House prices continues to limp higher - ONS, Land Registry show
UK house prices are continuing to increase modestly, according to official figures, but growth is expected to remain weak in the final few months of the year and in 2018.
House prices rose 0.5% over August after an increase of 0.7% in July, the Land Registry and the Office of National Statistics said on Tuesday, taking growth to 5.0% compared to the same month last year.
The average price of a property in the UK was £225,956.
Annual house price inflation increased from 4.5% in July, having hit a low of 3.7% in March.
Based on mortgage completions, the Land Registry measure of house price inflation lags many of the other measures but is still subject to major revisions, with July’s year-on-year increase revised down to 4.5% from a previously reported level of 5.0%.
Looking closer at regional levels of the UK, the largest annual growth was in the North West at 6.5%, followed by the South West, East of England and the East Midlands; all of which had a growth rate of 6.4% in the year to August.
The lowest annual growth was in London, where prices increased by 2.6% over the year in the 9th consecutive month where the growth in London house prices has remained below the UK average.
On the supply side, RICS reported that the new sales instructions net balance was at -1% for August 2017, compared with -11% in July 2017; this was the least negative reading since February 2016. RICS also reported that the new sales instructions net balance has turned progressively
House price growth should remain relatively weak over the fourth quarter and then rising a modest 2-3% in 2018, predicted Howard Archer, chief economic advisor to the EY ITEM Club.
He noted that annual house price inflation on both the Halifax and the Nationwide’s measures were both lower than the Land Registry.
The Halifax report showed house price growth at 4.0% in the three months to September, up from a four-year low of 2.1% in July.
Nationwide's reading slowed to 2.0% in September, the smallest increase since June 2013.
Archer said market activity has picked up from the lows seen around mid-2017 but is still hardly buoyant.
"The fundamentals for house buyers are likely to remain challenging over the coming months with consumers’ purchasing power continuing to be squeezed by inflation running higher than earnings growth. Additionally, housing market activity is likely to be hampered by fragile consumer confidence and a limited willingness to engage in major transactions," he said.

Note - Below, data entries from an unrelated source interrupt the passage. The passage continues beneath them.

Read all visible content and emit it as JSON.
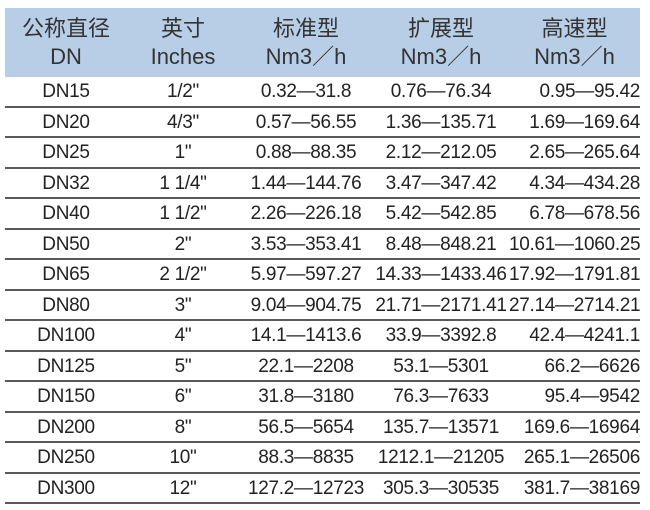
{
  "header": [
    {
      "zh": "公称直径",
      "en": "DN"
    },
    {
      "zh": "英寸",
      "en": "Inches"
    },
    {
      "zh": "标准型",
      "en": "Nm3／h"
    },
    {
      "zh": "扩展型",
      "en": "Nm3／h"
    },
    {
      "zh": "高速型",
      "en": "Nm3／h"
    }
  ],
  "colors": {
    "header_bg": "#b8cde6",
    "row_divider": "#5a5a5a"
  },
  "rows": [
    [
      "DN15",
      "1/2\"",
      "0.32—31.8",
      "0.76—76.34",
      "0.95—95.42"
    ],
    [
      "DN20",
      "4/3\"",
      "0.57—56.55",
      "1.36—135.71",
      "1.69—169.64"
    ],
    [
      "DN25",
      "1\"",
      "0.88—88.35",
      "2.12—212.05",
      "2.65—265.64"
    ],
    [
      "DN32",
      "1 1/4\"",
      "1.44—144.76",
      "3.47—347.42",
      "4.34—434.28"
    ],
    [
      "DN40",
      "1 1/2\"",
      "2.26—226.18",
      "5.42—542.85",
      "6.78—678.56"
    ],
    [
      "DN50",
      "2\"",
      "3.53—353.41",
      "8.48—848.21",
      "10.61—1060.25"
    ],
    [
      "DN65",
      "2 1/2\"",
      "5.97—597.27",
      "14.33—1433.46",
      "17.92—1791.81"
    ],
    [
      "DN80",
      "3\"",
      "9.04—904.75",
      "21.71—2171.41",
      "27.14—2714.21"
    ],
    [
      "DN100",
      "4\"",
      "14.1—1413.6",
      "33.9—3392.8",
      "42.4—4241.1"
    ],
    [
      "DN125",
      "5\"",
      "22.1—2208",
      "53.1—5301",
      "66.2—6626"
    ],
    [
      "DN150",
      "6\"",
      "31.8—3180",
      "76.3—7633",
      "95.4—9542"
    ],
    [
      "DN200",
      "8\"",
      "56.5—5654",
      "135.7—13571",
      "169.6—16964"
    ],
    [
      "DN250",
      "10\"",
      "88.3—8835",
      "1212.1—21205",
      "265.1—26506"
    ],
    [
      "DN300",
      "12\"",
      "127.2—12723",
      "305.3—30535",
      "381.7—38169"
    ]
  ]
}
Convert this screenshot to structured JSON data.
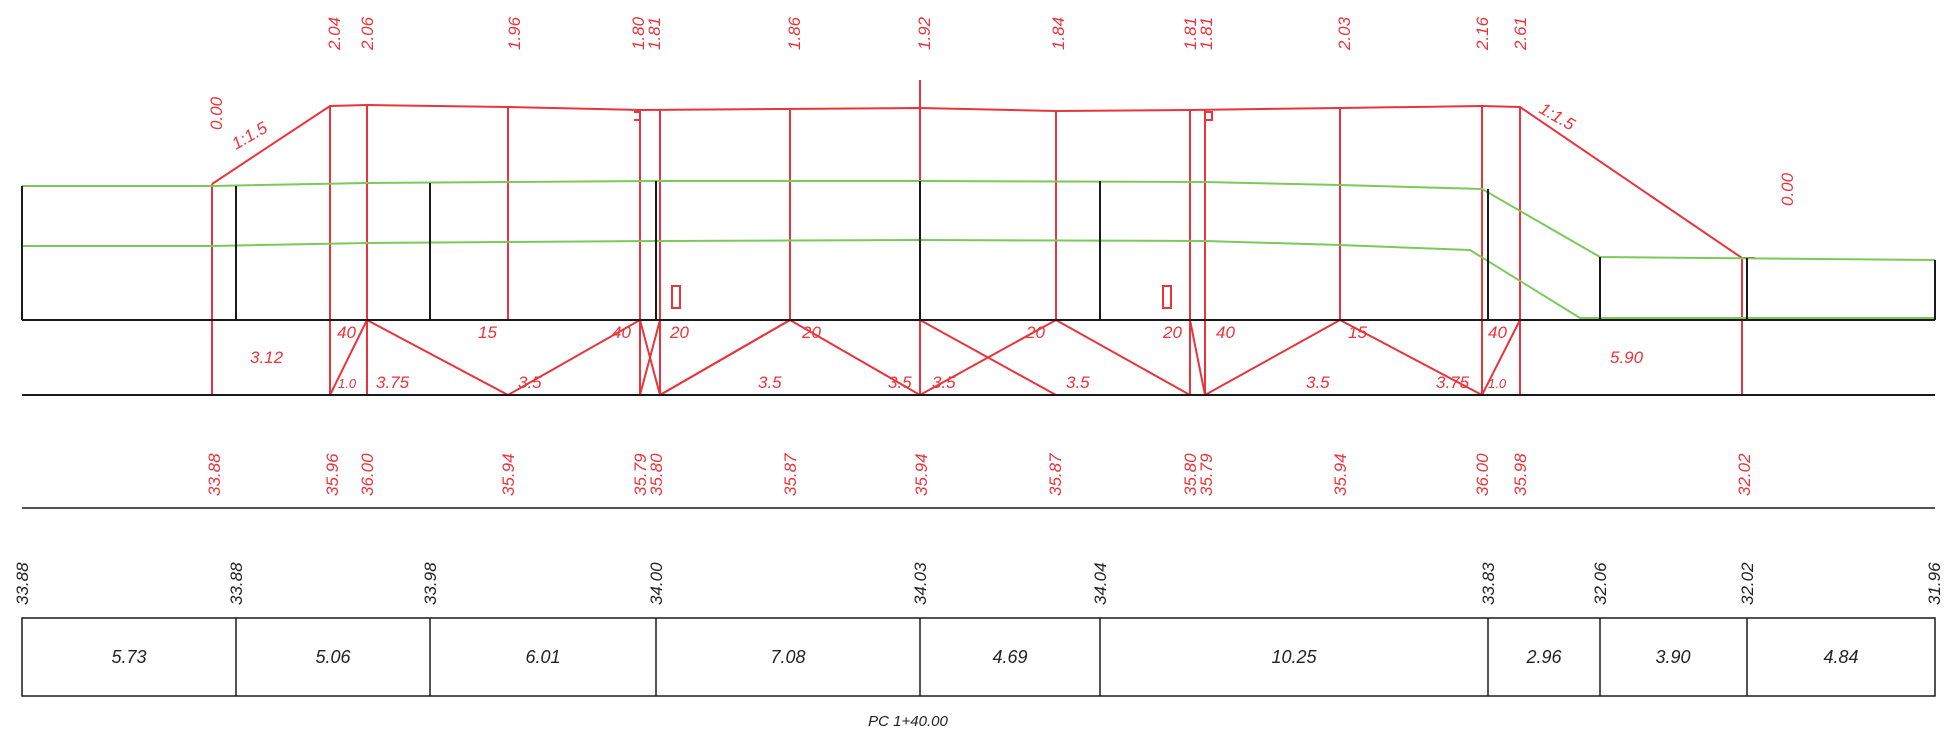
{
  "colors": {
    "design": "#e8343c",
    "existing": "#7cc95a",
    "ink": "#1a1a1a"
  },
  "station": "PC 1+40.00",
  "design_heights": [
    "2.04",
    "2.06",
    "1.96",
    "1.80",
    "1.81",
    "1.86",
    "1.92",
    "1.84",
    "1.81",
    "1.81",
    "2.03",
    "2.16",
    "2.61"
  ],
  "edge_heights": [
    "0.00",
    "0.00"
  ],
  "slopes": [
    "1:1.5",
    "1:1.5"
  ],
  "slope_row": [
    "40",
    "15",
    "40",
    "20",
    "20",
    "20",
    "20",
    "40",
    "15",
    "40"
  ],
  "width_row": [
    "3.12",
    "1.0",
    "3.75",
    "3.5",
    "3.5",
    "3.5",
    "3.5",
    "3.5",
    "3.5",
    "3.75",
    "1.0",
    "5.90"
  ],
  "design_elevations": [
    "33.88",
    "35.96",
    "36.00",
    "35.94",
    "35.79",
    "35.80",
    "35.87",
    "35.94",
    "35.87",
    "35.80",
    "35.79",
    "35.94",
    "36.00",
    "35.98",
    "32.02"
  ],
  "ground_elevations": [
    "33.88",
    "33.88",
    "33.98",
    "34.00",
    "34.03",
    "34.04",
    "33.83",
    "32.06",
    "32.02",
    "31.96"
  ],
  "distances": [
    "5.73",
    "5.06",
    "6.01",
    "7.08",
    "4.69",
    "10.25",
    "2.96",
    "3.90",
    "4.84"
  ]
}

“It is also very possible that potential house buyers will be concerned by a likely-looking BoE interest rate hike before the end of 2017. While any increase in interest rates would be small and mortgage rates would still be at historically very low levels, the fact that it would be the first rise in interest rates since 2007 could have a significant effect on housing market psychology. Having said that, the BoE has regularly stressed that interest rates will rise only gradually and to a limited extent."